2. A focused 4-week learning plan
The generated plan flagged 3 absolute priorities: advanced SQL (window functions, CTEs), AWS basics (S3, Lambda, Redshift), and how to talk about her projects using the STAR method. Not 30 scattered Udemy courses. Three topics, validated by a readiness score that climbed with each sub-module completed.
"Before, I jumped on anything that popped up on LinkedIn Learning. With Traject, I had a three-line plan for a month and stuck with it. For the first time, I watched my readiness score go from 62 to 81 in 4 weeks."
3. Role-specific interview prep
For each job where she got a callback, Camille pulled the targeted question bank for the role and seniority. She prepped STAR answers to 8 key questions and walked into interviews with a coherent narrative.
4. Centralized pipeline and follow-ups
No more Excel. Every application in a Kanban view (sent, follow-up, interview, offer, rejected). Follow-ups auto-triggered at D+7 if no reply, D+3 after an interview. Across 45 applications, zero forgotten follow-ups.
Results at 10 weeks
- 2 concrete offers: a Data Scientist permanent contract at BNP Paribas (€46k + variable) and a permanent contract at a FinTech scale-up (€44k). Chose BNP for the stability and mentorship program.
- Salary negotiated +€3k over the initial proposal, leveraging Traject's market data (junior Data Scientist Paris median: €44k).

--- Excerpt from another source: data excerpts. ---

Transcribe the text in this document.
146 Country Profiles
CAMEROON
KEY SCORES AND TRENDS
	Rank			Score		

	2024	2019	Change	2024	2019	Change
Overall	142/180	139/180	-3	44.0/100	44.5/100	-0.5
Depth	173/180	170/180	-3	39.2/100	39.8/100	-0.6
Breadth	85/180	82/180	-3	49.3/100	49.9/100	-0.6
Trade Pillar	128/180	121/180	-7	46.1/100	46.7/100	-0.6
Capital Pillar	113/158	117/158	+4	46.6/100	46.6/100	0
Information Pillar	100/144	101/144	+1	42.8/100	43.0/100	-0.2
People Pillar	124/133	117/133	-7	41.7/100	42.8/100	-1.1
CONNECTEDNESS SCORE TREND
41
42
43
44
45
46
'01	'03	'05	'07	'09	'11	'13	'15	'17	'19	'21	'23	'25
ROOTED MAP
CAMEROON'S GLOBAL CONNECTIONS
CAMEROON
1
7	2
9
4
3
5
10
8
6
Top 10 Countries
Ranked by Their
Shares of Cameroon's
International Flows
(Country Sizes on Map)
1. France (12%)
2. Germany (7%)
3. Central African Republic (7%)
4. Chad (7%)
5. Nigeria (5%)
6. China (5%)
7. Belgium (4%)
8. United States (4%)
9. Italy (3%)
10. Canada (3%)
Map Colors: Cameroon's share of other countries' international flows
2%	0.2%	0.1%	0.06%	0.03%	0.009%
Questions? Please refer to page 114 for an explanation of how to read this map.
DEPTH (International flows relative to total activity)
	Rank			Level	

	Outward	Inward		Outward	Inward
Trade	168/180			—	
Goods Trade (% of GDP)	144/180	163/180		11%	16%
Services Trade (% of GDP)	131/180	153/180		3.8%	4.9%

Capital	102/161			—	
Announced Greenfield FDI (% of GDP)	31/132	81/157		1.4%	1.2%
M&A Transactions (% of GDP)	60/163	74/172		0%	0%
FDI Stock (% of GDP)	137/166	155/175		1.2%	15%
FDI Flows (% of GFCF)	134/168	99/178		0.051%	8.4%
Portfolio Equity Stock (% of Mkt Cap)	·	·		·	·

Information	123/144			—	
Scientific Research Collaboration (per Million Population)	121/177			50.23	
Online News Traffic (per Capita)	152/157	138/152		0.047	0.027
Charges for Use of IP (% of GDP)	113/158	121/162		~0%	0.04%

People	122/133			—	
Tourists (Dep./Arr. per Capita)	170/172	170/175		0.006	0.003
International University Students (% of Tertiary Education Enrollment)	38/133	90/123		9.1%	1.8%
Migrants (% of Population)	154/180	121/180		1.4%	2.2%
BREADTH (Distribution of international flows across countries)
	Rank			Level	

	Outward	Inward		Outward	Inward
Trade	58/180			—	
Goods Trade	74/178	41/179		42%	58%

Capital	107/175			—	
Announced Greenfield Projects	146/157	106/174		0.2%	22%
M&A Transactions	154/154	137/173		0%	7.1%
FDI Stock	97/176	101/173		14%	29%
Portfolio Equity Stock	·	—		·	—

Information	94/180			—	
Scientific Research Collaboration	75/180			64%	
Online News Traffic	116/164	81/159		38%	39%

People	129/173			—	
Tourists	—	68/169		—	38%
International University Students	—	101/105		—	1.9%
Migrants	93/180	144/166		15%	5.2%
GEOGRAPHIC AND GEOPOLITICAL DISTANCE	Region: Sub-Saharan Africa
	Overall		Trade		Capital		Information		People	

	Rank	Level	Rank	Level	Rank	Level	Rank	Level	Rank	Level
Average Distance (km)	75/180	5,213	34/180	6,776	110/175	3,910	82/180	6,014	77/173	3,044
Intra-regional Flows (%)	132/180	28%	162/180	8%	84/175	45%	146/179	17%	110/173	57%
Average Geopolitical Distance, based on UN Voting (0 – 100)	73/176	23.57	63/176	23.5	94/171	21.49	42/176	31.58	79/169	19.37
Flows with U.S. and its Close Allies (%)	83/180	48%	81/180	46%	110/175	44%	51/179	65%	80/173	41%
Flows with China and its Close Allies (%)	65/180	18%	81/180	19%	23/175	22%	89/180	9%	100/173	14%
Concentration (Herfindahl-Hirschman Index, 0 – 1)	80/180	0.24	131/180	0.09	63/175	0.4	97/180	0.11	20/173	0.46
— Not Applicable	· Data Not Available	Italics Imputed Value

- Final Employability score: 81/100, vs 62 at the start.
- Time saved on admin: roughly 6 hours per week thanks to the centralized pipeline and auto follow-ups.
What Camille would tell other fresh grads struggling out there
"The market isn't closed to juniors, it's just badly readable when you're fresh out of school. The problem isn't your level, it's that no one taught you to read what recruiters actually want. Once you have the right numbers in front of you — which skills, which keywords, which roles actually hire — everything becomes manageable."
Camille has been at BNP Paribas for three months. She keeps updating her Traject profile and tracking her AI Resilience score, on a team where half the projects touch LLMs.